尿毒症の治療は、入院して静脈点滴をし続けるなどの方法がありますが、状況によっては残りの時間を自宅で一緒に過ごすという選択もあり得ます。治療の選択は、獣医師の客観的な意見を聞きながら、飼い主様の持ちや愛犬への思いを尊重して決めると良いでしょう。

死期が直前に迫ったときの老犬の特徴

尿毒症になって死期が直前に迫ると、犬は全く食事を摂らなくなり、流動食すら受けつけない状態となります。眠り続ける、周囲への反応が乏しくなる、嘔吐や下痢を繰り返すなどの症状がみられることもあります。

最後には血圧が下がるため、口の中が白くなったり、体温が下がったりします。徐々に活動をやめ、眠るように亡くなることも多いでしょう。意識は朦朧としているため、多くの場合は自然死のように大きな苦痛を伴わないと言えます。

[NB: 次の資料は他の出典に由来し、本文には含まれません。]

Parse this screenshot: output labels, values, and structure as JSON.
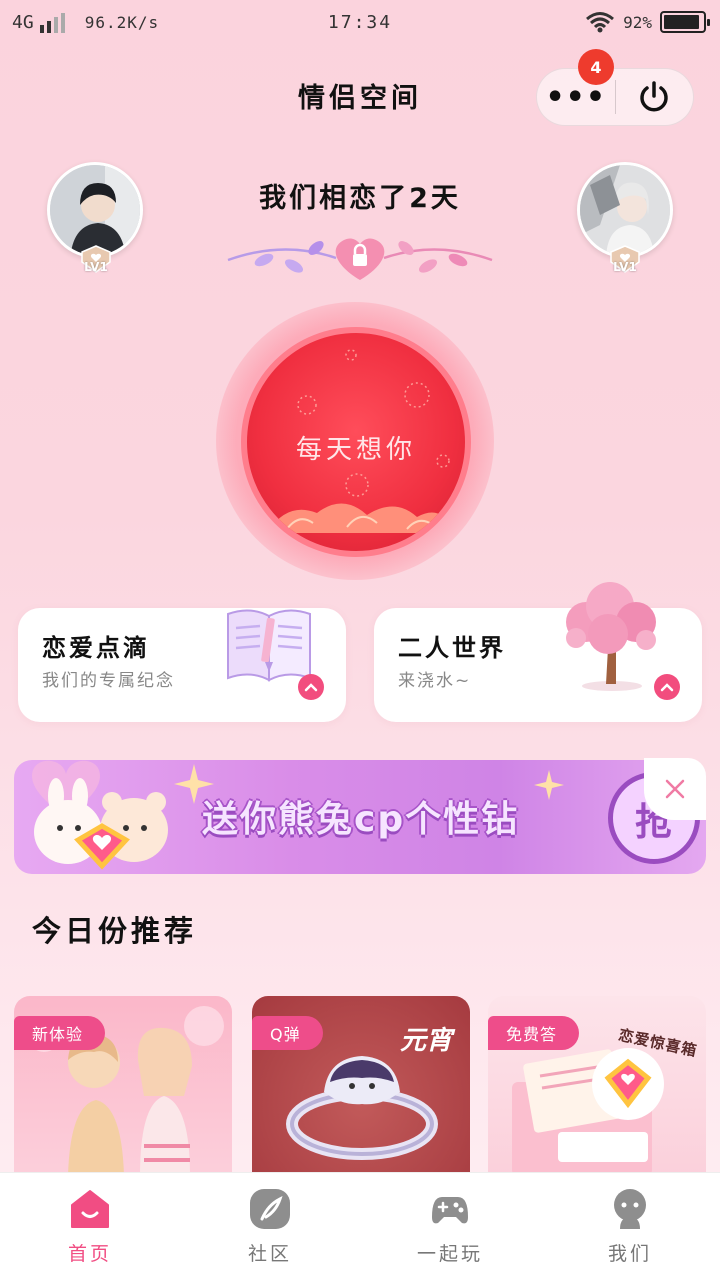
{
  "status_bar": {
    "network": "4G",
    "speed": "96.2K/s",
    "time": "17:34",
    "battery": "92%",
    "battery_level": 0.92
  },
  "header": {
    "title": "情侣空间",
    "notification_count": "4"
  },
  "couple": {
    "days_text": "我们相恋了2天",
    "left_level": "LV1",
    "right_level": "LV1"
  },
  "daily": {
    "label": "每天想你"
  },
  "cards": [
    {
      "title": "恋爱点滴",
      "subtitle": "我们的专属纪念"
    },
    {
      "title": "二人世界",
      "subtitle": "来浇水~"
    }
  ],
  "banner": {
    "text": "送你熊兔cp个性钻",
    "action": "抢"
  },
  "recommend": {
    "title": "今日份推荐",
    "items": [
      {
        "tag": "新体验"
      },
      {
        "tag": "Q弹",
        "art_text": "元宵"
      },
      {
        "tag": "免费答",
        "art_text": "恋爱惊喜箱"
      }
    ]
  },
  "tabbar": [
    {
      "label": "首页",
      "active": true
    },
    {
      "label": "社区"
    },
    {
      "label": "一起玩"
    },
    {
      "label": "我们"
    }
  ],
  "colors": {
    "accent": "#f14d83",
    "badge": "#ee3b2d",
    "circle": "#f02f40"
  }
}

老犬の尿が出ないとわかった時点で看取り方などを考えておこう

老犬の尿が出ないとわかった時点で看取り方などを考えておこう

老犬の尿が出ないことが増えた場合、余命はそれ程長くないと言えます。この時点で、飼い主様や家族は、覚悟をもって犬の看取り方や終活について考えはじめる必要があるでしょう。愛犬が天国へ旅立つことは、想像することすら辛い悲しみですが、後悔のない看取りや葬儀方法などの準備をしておけば、いざその時が来ても落ち着いて行動できるでしょう。

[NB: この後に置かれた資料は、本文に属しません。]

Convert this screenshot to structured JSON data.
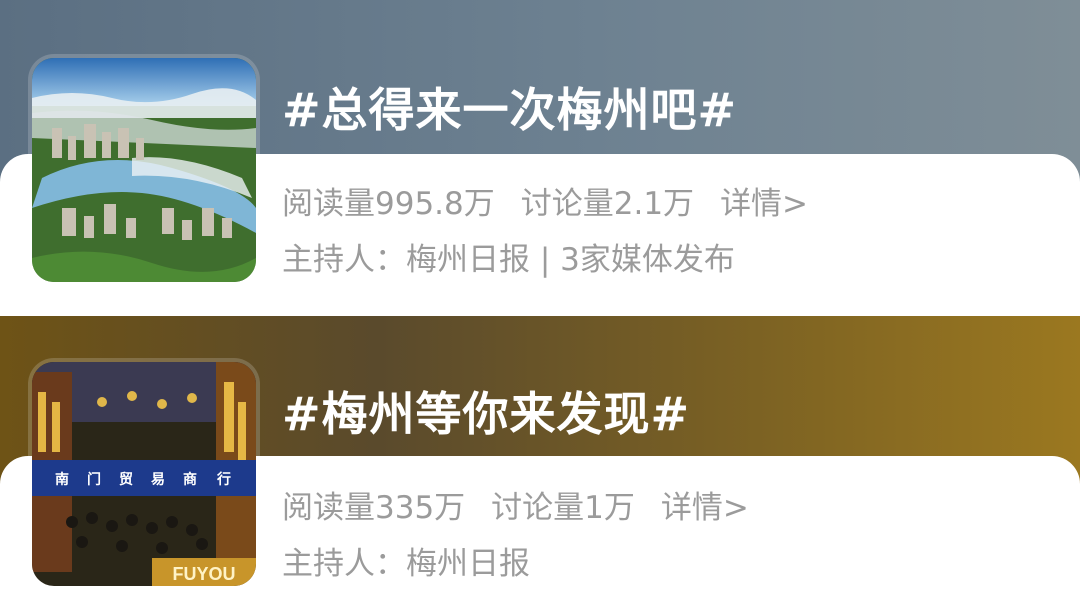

看取る場所を家族と共に過ごす自宅にするのか、最後までプロによるケアが受けられる動物病院にするのか、また、葬儀などのお別れのセレモニーをどのような形にするのか、遺品はどう整理するのかなどを家族で事前にしっかりと話し合いましょう。徐々に心の準備を整えることが大切だと言えます。

悔いのないお別れのために

今回は、老犬の尿が出なくなった場合の原因や、余命などについてお伝えしました。早期の治療によって犬の生活の質を保つことは可能ですが、お別れが来ることも受け入れなくてはなりません。

いざその時が来たら、愛犬への感謝を込めて悔いのない葬儀も検討しましょう。犬の葬儀には、立合い火葬ができるプランやお花で華やかにお見送りができるセレモニーなどがあります。愛犬が元気なうちに、どのような見送り方をしたいかについても考えておくのも良いでしょう。